# MF 231 power steering



## bill1941 (Jan 21, 2017)

Hi, new here and need help. I just got a 1996 mf 231,it had been setting out in the woods for 3-4 years, not running ,so the power steering is not working. I have rebuilt the steering cylinders, pump and freed up the spindles. It still will not turn, any one know what else to do to it. Thanks


----------



## sixbales (May 18, 2011)

Howdy bill1941,

Welcome to the tractor forum.

At the base of your steering wheel shaft/column is a steering motor, or steering control valve. This is a rotary valve that distributes PS fluid to the appropriate end of the steering cylinders when you turn the steering wheel. I'm not familiar with the Massey Ferguson system, but Ford steering control valves have many pieces (balls, springs, plungers) that can come popping out on you if you are not prepared for them. The problem when this happens is that some pieces may be lost, and of course getting it all back together correctly. 

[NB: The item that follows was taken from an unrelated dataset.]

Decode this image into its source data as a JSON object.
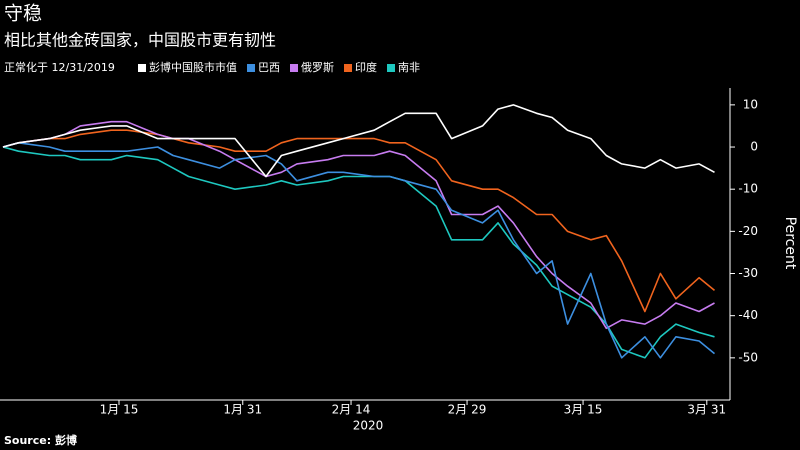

You need to get a shop/service manual before you open up the valve. An I&T shop manual should suffice for this operation. You can usually find an I&T manual for about $30 on the internet. Ebay usually has a good selection. A manual will provide pictures to help illustrate what they are talking about.


----------



## bill1941 (Jan 21, 2017)

*thanks*

thanks for the help, I'll find a manual before I tare in to it.


----------



## ironhead (Mar 25, 2012)

I know this is an old thread, but I had a 240 with a steering problem. It would steer easy one way and I had to rev it up to make it steer the other way. As the other person stated there is a valve under the steering wheel like that on some Ford tractors. If you watch your steering wheel when you turn it, it goes up and down. The up and down motion covers and uncovers holes in the valve that lets the oil go through. That valve could be out of adjustment and it isn't a big job to adjust it. I think it takes 2 - 9/16" wrenches. It is really a pretty simple fix if that is the problem.


----------